Техника была. Но в этот день она не применялась. Другое дело, что они подвели себя к порогу «метба» так близко, как это было возможно, и уже были — внутренне — согласны на это, и, значит, недаром Сколтис, сын Сколтиса Широкого Пира, из дома Сколтисов, позабыл добавить в своем разговоре с богами нужные слова.
А мечта о богатствах Моны, жажда самоутверждения и жажда победы были впечатаны в их сердца так крепко, что сработала, как заранее заданная, формула в обряде.

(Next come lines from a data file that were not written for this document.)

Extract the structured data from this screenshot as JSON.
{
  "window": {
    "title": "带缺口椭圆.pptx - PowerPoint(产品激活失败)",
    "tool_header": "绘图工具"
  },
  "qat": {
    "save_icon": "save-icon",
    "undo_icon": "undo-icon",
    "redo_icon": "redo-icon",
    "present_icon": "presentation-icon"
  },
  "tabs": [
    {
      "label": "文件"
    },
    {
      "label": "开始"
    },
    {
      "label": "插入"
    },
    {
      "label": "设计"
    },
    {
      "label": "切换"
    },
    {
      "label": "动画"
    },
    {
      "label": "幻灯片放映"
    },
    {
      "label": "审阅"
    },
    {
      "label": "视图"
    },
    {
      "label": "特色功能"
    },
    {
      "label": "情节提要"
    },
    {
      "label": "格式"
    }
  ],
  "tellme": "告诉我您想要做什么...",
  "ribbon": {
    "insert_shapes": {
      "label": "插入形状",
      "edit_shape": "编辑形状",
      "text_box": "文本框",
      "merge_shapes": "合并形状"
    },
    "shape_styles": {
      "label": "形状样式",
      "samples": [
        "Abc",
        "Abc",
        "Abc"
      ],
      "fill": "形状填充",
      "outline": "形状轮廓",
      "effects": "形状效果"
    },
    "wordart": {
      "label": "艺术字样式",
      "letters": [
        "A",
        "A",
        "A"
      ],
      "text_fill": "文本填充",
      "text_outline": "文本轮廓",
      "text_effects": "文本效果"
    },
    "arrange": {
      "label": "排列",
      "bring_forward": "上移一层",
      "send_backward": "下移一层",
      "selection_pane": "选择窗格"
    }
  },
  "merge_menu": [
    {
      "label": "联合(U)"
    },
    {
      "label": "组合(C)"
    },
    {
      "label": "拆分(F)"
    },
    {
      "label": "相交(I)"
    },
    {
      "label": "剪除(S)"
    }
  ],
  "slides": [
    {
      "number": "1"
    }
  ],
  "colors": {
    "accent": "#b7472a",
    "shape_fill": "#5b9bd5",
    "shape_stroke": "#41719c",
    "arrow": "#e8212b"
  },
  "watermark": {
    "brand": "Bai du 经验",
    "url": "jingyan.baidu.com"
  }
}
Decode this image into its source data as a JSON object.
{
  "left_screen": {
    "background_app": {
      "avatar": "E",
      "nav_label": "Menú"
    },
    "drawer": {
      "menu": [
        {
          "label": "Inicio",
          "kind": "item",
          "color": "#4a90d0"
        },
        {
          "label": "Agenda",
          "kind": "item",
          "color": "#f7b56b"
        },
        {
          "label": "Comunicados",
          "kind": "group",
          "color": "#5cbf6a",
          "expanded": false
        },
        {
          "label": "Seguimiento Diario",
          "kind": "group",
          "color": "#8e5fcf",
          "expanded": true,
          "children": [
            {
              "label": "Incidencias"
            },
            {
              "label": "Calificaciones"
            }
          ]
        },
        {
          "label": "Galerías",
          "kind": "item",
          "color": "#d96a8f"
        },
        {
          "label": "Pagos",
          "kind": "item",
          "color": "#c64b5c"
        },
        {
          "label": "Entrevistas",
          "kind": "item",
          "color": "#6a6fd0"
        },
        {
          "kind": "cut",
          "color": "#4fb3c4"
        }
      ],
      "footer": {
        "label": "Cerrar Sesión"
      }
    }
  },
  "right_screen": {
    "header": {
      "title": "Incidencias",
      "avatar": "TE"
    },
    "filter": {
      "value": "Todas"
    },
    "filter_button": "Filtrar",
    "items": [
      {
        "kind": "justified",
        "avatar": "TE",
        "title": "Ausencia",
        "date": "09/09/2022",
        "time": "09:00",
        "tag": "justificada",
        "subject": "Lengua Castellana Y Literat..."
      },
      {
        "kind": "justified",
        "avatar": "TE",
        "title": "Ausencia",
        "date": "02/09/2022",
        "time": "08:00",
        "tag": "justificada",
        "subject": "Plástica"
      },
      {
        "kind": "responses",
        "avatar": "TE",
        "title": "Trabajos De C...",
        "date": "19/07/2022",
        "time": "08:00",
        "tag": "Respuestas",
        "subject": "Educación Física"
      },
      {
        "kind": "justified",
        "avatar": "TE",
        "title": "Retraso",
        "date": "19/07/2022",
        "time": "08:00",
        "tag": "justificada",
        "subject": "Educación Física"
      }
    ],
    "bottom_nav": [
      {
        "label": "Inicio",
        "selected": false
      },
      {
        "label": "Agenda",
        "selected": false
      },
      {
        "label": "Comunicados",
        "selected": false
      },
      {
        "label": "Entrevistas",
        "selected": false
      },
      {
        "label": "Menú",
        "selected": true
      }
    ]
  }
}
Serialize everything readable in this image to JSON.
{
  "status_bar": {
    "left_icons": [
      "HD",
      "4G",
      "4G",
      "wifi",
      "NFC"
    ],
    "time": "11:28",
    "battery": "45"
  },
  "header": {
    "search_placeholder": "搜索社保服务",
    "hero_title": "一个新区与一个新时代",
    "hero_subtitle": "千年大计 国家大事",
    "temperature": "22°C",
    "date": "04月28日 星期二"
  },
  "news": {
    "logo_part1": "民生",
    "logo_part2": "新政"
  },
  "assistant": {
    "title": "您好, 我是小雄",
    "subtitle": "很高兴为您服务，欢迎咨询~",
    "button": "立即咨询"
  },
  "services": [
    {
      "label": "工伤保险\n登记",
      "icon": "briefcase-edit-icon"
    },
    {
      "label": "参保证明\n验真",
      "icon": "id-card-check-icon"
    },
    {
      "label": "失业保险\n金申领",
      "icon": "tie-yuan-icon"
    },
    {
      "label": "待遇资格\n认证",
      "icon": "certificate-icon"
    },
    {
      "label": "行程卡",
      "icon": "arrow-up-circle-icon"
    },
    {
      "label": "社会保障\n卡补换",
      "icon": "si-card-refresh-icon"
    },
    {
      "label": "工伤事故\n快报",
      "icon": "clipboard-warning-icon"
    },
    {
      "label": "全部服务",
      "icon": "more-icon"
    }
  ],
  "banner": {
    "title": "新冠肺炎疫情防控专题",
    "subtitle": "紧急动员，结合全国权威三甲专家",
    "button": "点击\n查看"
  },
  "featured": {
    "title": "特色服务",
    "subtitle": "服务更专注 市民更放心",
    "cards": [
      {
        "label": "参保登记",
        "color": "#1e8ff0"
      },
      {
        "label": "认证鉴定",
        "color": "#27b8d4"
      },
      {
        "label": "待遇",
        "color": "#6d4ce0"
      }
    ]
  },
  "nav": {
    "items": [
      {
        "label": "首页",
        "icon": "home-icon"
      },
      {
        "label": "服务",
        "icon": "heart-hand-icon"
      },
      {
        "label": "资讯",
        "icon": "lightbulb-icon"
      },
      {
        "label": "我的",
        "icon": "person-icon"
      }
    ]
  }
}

И Метоб пришел — именно так, как должен приходить туда, где он приносит свои победы, страшные, как смерть. Что случается с войском, ставшим Метобом, если цель, поставленная ему, достигнута, а средства выйти из метба не предусмотрены или недоступны, — об этом Мелиес Историограф тоже кое-что пишет, простодушно, высокомерно и с опасливой и любознательной кровожадностью образованного человека.
Тем временем убивающий поток все несся вверх, на стену. Монахов постепенно оттеснили от завала на два шага вглубь, по внутренней стороне этой кладки уже сложилась другая кладка — из тел, и обе стороны использовали ее.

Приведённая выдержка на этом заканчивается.